USO — the United States Oil Fund — has extended its collapse to a 21% one-month loss, now trading at $111.26, and the borrow market has undergone a dramatic structural shift since last week's note: availability has swung from near-zero to genuinely loose territory.
The lending picture has changed materially since the previous note flagged the June 15–16 whipsaw. That session saw availability briefly pinned at 1.2% — every share in the pool effectively lent out — before a sharp release the following day. The move has continued: availability now stands at 67%, up from 18.6% a week ago and representing the most relaxed borrow conditions USO has seen in months. For context, this fund spent the better part of May with availability pinned between 0% and 5%, and touched the 52-week floor of 0% on multiple occasions. The reset is meaningful. Cost to borrow has followed the same direction, falling to 9.1% annualised from 12.8% a week ago and well below the 21% peak hit in late May. That's still a non-trivial carry cost on an ETF short, but the trend is clearly easing. Short interest itself pulled back about 5% on the week to around 18.2 million shares — still an extraordinary 138% of float, reflecting the mechanics of an ETF where authorised participants routinely run positions above 100% of float rather than signalling a genuine bearish crowding trade in the conventional equity sense.

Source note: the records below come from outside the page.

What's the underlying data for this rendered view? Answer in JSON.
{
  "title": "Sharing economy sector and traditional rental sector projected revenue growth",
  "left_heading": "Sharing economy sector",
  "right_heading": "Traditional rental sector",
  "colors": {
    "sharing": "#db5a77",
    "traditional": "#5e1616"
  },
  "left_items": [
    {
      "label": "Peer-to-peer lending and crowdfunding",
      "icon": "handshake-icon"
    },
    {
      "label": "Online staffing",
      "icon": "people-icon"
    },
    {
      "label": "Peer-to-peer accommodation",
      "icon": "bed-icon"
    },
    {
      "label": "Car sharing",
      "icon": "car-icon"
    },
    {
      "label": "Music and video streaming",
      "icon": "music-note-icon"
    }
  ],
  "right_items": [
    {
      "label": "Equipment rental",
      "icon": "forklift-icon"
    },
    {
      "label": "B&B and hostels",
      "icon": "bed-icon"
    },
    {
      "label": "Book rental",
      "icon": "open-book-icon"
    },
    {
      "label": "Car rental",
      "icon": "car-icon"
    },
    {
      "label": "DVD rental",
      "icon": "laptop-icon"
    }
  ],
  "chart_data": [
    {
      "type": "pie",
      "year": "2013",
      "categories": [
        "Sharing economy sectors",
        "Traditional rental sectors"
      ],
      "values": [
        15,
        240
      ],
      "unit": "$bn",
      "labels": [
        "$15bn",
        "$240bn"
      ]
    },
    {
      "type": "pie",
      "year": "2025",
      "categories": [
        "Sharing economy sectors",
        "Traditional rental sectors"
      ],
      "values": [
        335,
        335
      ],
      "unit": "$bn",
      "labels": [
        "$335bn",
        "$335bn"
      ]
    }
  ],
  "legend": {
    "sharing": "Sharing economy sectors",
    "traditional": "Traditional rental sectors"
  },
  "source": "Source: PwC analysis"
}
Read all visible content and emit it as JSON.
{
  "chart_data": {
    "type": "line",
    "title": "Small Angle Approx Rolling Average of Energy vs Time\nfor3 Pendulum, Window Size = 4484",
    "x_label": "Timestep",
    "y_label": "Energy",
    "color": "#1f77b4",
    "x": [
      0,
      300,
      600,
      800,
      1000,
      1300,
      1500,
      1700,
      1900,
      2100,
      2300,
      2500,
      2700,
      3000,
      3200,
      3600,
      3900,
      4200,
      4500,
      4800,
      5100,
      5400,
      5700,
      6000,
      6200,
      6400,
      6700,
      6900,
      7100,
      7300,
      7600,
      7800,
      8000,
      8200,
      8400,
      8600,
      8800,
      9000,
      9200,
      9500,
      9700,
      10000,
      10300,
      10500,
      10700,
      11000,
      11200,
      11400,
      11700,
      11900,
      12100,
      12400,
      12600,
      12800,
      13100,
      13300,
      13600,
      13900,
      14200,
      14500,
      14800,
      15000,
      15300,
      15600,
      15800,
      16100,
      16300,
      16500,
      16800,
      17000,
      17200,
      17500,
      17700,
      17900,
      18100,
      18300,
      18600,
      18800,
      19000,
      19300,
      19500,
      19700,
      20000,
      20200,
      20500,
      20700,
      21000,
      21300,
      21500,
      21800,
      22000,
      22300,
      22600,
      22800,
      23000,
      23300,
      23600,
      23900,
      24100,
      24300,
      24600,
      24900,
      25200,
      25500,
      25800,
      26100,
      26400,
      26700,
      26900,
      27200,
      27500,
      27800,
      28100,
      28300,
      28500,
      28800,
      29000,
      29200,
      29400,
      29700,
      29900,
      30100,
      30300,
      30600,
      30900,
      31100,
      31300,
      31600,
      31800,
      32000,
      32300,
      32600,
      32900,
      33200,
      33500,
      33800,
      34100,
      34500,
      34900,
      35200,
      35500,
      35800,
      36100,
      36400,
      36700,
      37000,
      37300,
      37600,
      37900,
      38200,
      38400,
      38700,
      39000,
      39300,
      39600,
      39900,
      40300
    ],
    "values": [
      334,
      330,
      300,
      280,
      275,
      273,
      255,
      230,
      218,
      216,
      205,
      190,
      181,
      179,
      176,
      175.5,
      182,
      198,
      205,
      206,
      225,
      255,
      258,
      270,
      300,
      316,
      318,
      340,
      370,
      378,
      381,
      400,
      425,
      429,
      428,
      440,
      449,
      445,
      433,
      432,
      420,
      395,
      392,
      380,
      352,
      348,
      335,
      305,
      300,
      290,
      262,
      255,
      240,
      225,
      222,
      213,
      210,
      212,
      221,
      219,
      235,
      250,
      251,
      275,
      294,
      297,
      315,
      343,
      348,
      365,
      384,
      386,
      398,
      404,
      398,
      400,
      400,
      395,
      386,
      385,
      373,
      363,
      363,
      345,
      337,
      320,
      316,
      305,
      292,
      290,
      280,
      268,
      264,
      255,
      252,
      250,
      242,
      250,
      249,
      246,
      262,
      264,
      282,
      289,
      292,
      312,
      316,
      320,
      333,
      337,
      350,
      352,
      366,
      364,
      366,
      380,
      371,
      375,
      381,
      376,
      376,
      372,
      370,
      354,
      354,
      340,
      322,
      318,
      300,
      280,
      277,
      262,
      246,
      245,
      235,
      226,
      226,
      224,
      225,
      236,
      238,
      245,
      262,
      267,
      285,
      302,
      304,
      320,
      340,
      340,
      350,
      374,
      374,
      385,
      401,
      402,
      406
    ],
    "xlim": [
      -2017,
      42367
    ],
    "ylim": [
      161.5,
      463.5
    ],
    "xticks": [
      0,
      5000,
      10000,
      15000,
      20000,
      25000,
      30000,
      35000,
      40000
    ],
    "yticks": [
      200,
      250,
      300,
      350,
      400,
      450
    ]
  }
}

Options positioning reinforces the cautious but not panicked tone. The put/call ratio is running at 1.51, slightly below its 20-day average of 1.61 — roughly 1.6 standard deviations below that mean. For an oil fund that has seen persistent put-buying through the drawdown, this modest easing in relative downside protection demand is worth noting. The PCR has been grinding lower from the 1.72 reading seen in early June, even as the fund has continued to fall, suggesting options traders are not adding materially to the bear case at current levels. The 52-week range of 0.56 to 2.52 puts the current reading squarely in the middle of the distribution — neither complacent nor extreme.

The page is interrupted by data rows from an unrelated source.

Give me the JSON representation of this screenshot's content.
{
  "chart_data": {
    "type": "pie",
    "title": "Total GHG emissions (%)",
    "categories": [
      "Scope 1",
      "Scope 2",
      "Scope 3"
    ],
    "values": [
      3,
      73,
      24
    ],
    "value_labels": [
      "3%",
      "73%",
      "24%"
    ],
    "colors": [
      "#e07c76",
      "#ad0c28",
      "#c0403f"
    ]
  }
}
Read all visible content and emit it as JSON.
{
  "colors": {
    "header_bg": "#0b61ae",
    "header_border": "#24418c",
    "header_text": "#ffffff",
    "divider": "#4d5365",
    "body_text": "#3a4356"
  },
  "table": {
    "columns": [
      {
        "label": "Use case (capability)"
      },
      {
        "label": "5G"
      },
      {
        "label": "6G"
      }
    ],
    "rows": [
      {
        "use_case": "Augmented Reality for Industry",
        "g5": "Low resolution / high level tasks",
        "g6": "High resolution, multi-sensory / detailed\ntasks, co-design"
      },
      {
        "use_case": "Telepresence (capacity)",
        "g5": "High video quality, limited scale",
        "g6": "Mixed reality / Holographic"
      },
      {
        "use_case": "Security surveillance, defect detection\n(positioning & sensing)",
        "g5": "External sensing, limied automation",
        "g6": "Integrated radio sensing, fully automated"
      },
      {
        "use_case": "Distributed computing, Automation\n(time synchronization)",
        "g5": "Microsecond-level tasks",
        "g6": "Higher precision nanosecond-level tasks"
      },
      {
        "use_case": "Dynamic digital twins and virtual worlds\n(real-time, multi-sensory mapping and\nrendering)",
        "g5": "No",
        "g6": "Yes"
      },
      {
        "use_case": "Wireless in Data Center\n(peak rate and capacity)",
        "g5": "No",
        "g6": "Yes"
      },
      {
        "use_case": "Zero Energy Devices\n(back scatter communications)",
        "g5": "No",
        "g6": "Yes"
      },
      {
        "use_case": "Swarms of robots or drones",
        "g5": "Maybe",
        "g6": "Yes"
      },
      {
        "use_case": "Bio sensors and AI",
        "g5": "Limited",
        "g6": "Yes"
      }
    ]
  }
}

The ORTEX short score of 71.9 places USO in elevated territory, though it has dipped slightly from the 73-handle it held for most of the past two weeks. The June 22 reading briefly pulled back to 65, before recovering — a one-day anomaly that coincided with the availability figure also jumping sharply to 119% that day, before both normalised the following session. That June 22 spike in availability and dip in short score now looks like a momentary re-lending event rather than a structural shift; the system has largely re-converged.
The institutional holder base is dominated by dealers and trading houses rather than directional investors — Goldman Sachs held 52% of disclosed shares as of March 31, Morgan Stanley 17%, with Jane Street and Citadel also on the sheet. This is characteristic of an ETF where most institutional ownership is creation/redemption activity or hedging rather than a view on crude. The insider data is from 2006 and entirely irrelevant to the current setup.
The next leg of the story turns on whether the availability loosening represents a genuine reduction in short demand — some bears covering after a 21% decline — or simply a mechanical increase in lending supply as the fund's authorised participants adjust. The cost-to-borrow trend and the modest PCR compression both point toward the former, but availability has snapped back violently before in this name, and the short score remaining near 72 suggests positioning has not yet cleared.